Maybe a casual model doesn’t exist for a reason and maybe the efforts we do now are “as good as it gets.” Even the authors of the paper I quoted acknowledge that much.
“What makes a good test? How can we measure the quality of a test suite? Which are the indicators of test effectiveness? Answers to these questions have been sought by software and reliability engineering researchers for decades. However, defining test effectiveness remains an open challenge.” Source: Athanasiou et al
I am skeptical and I hope more effort is dedicated to this topic, both in academic research and practical tooling/products. I mean the hardware folks have tools that just do that, why can’t software having something - anything - similar?
Until then, what we are left with is honing our objectivity through trial and error, tribal knowledge, best practices and learning from others who have done a remarkable job in this domain.
I will be attempting to do just that in my next post by interviewing one of the very best systems software engineers I worked with on this topic. Neal Fachan has an uncanny knack at both building and testing complex software systems.
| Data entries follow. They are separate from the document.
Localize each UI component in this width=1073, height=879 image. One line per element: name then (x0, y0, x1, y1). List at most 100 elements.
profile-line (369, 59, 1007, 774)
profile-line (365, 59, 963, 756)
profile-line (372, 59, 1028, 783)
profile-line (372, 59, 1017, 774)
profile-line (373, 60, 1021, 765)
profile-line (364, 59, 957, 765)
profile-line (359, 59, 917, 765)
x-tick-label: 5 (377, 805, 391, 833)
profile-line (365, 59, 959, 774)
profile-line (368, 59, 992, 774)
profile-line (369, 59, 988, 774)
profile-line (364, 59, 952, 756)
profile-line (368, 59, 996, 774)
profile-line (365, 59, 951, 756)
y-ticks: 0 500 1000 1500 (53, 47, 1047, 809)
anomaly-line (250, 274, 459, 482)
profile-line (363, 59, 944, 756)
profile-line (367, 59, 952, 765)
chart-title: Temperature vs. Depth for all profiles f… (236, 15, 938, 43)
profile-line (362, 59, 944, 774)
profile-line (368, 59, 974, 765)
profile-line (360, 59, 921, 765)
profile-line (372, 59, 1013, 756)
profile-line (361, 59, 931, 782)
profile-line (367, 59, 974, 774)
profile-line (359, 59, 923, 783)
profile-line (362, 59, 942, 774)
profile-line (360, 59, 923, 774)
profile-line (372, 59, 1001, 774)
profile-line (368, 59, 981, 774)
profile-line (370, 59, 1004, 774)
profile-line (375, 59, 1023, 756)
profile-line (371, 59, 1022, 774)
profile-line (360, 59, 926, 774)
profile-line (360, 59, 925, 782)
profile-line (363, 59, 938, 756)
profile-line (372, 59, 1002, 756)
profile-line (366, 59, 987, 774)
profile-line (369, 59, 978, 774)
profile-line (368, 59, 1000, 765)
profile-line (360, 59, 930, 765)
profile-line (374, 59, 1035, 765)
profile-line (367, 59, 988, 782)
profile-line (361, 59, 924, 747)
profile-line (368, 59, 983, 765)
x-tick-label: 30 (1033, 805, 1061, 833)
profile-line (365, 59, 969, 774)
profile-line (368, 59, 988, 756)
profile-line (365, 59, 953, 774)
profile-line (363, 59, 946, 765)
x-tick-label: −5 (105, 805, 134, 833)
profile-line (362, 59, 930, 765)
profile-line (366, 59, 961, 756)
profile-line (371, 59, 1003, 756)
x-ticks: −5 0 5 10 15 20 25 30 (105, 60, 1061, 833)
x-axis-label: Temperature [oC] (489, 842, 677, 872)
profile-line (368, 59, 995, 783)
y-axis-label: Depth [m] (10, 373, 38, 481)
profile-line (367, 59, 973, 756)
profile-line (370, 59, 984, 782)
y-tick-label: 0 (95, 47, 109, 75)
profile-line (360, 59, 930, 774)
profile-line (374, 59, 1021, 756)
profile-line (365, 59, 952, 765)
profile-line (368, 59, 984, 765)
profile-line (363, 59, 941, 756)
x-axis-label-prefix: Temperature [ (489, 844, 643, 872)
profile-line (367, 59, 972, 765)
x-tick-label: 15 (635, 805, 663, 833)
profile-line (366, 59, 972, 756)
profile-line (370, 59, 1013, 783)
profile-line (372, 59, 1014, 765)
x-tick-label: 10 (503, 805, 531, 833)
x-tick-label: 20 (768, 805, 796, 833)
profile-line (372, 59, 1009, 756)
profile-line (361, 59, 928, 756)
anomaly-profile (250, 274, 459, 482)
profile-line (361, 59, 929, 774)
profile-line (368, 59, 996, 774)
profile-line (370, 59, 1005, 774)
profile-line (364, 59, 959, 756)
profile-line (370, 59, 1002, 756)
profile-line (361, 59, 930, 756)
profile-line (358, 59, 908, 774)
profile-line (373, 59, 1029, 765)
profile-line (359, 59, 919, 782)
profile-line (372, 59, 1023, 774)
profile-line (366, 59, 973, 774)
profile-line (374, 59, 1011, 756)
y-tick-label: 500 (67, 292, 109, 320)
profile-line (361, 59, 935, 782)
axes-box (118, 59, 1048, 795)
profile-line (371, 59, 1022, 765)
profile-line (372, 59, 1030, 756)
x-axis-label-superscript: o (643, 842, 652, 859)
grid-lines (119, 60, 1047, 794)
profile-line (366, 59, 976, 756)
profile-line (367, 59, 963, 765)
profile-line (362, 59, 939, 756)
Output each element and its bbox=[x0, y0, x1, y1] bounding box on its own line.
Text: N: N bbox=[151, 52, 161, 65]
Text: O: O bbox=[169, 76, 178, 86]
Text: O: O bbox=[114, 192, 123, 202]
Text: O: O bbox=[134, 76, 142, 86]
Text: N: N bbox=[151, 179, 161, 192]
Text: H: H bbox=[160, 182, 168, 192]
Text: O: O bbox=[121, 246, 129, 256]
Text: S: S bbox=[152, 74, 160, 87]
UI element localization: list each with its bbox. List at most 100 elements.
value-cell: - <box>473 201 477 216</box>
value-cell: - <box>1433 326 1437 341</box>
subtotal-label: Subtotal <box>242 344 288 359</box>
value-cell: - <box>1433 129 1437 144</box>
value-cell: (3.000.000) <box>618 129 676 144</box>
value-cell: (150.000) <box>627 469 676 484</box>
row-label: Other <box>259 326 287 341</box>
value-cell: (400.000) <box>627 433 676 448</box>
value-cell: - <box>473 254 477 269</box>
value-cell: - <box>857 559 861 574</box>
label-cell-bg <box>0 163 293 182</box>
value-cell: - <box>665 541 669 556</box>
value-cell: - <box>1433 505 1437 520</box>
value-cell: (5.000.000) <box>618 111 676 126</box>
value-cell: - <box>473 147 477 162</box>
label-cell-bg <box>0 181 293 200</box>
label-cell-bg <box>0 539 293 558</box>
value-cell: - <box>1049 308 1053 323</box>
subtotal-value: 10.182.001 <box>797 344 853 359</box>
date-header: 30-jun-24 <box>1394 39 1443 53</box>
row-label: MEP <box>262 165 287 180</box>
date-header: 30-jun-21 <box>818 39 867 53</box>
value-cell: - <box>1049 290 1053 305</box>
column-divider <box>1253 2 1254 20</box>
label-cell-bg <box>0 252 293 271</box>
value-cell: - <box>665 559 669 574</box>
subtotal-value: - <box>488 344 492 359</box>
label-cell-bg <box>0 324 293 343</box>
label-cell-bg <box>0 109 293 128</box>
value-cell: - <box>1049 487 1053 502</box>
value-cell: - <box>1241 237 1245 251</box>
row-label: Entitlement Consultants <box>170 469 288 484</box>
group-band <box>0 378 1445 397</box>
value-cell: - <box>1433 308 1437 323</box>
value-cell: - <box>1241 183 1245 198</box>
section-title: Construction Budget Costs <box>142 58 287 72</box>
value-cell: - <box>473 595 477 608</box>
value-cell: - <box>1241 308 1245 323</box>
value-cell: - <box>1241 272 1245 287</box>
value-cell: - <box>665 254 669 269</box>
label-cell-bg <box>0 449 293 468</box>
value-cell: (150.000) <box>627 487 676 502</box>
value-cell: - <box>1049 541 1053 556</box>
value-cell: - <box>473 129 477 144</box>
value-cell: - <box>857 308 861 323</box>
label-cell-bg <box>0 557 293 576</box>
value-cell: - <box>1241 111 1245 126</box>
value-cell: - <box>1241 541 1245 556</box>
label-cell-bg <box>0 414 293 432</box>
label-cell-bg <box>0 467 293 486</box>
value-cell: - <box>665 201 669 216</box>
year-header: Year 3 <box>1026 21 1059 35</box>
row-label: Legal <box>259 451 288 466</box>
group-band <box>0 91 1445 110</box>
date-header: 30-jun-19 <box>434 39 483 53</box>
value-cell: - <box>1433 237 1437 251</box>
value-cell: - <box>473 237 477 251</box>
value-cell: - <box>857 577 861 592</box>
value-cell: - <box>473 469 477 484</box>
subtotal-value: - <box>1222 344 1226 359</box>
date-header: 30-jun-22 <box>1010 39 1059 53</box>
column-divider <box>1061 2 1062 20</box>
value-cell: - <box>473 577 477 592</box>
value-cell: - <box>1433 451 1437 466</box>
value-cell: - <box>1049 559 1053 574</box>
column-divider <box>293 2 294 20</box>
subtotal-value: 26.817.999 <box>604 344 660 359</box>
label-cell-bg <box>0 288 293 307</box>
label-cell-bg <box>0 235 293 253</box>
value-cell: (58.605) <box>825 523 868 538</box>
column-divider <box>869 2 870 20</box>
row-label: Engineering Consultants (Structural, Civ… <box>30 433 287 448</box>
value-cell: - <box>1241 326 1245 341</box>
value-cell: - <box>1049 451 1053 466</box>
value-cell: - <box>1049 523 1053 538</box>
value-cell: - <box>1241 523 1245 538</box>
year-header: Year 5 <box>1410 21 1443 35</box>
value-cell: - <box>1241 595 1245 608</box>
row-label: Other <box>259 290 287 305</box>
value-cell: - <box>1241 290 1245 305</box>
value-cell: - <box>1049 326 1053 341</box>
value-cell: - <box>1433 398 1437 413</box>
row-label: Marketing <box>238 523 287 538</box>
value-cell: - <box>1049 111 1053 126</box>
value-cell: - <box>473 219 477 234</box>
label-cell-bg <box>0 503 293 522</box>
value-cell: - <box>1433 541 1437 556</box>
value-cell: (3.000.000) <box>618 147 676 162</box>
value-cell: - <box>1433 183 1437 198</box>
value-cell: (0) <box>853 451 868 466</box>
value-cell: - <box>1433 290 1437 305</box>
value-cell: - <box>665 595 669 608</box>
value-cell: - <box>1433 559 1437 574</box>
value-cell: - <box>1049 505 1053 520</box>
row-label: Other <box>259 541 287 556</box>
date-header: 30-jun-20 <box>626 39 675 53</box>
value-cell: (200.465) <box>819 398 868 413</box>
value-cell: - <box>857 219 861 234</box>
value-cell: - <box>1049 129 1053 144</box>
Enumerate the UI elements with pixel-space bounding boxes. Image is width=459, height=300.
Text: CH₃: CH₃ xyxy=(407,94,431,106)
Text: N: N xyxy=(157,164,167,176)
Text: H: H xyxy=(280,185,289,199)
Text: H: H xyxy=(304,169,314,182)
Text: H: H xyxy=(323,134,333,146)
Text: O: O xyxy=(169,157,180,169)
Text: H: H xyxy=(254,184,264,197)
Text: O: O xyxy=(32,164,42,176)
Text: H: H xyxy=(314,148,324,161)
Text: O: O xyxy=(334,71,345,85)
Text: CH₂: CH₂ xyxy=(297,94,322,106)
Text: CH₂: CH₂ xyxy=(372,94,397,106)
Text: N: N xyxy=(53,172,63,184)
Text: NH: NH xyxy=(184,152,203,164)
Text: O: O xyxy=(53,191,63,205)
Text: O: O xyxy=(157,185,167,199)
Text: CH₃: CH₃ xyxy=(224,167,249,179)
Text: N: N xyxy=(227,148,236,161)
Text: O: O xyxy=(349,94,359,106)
Until then, I cannot recommend this talk from Arista’s Ken Duda enough.
One more thing: If you know of tools, products, papers or anything else that might be relevant to this topic, please send them my way.
I look forward to the interview with that Neal guy!
I think getting testing right is a fundamentally hard problem with lots of trade-offs, which requires judgment, which is one of the key reasons why senior engineers are paid so well.
You could spend unlimited time polishing unit tests to check every edge case (and some simplistic XP practictioners would be thrilled) but then the slightest interface change requires reworking all those tests. Conversely you could rely only on manual integration tests so that every change requires an expensive custom testing pass and your build-deploy cycle grinds to a halt.
On a different axis you could write extremely ugly chaos-style integration tests with lots of layer violations to make sure your code does the right thing in response to various failures, and it might be 10X easier and more effective to just have a TLA+ spec to verify high-level correctness and use a model-checker to find weird bugs.
Making testing good and cheap requires very experienced engineers who know how to design and modularize the system for good testing -- if that was easy to automate, then in some sense the project itself would be amenable to automation (and you could save yourself the highly paid engineers).
I think 3 critical principles are (a) you should have unit tests with fairly high code coverage, (b) you should have easy-to-run smoke tests of the entire system that validate basic use cases to make sure all the parts are integrated well, and (c) tests should be run regularly and failing tests should be taken seriously. In my experience it's a pretty bad antipattern not to do those 3 things.
Great post as always! I guess on measuring the efficacy of testing as a whole, it's sort of hard to know besides maybe lack of incidents or reduced latency?
A lot of tooling works in a testing environment and is measured at the time of testing. For example, developers using AtomicJar can test in a containerized environment, have a fair amount of certainty that it works and then deploy. Of course, there can always be issues but in and of itself, AtomicJar's success sort of validates the test right? Curious on your thoughts on what you'd look for in measurement across all tests.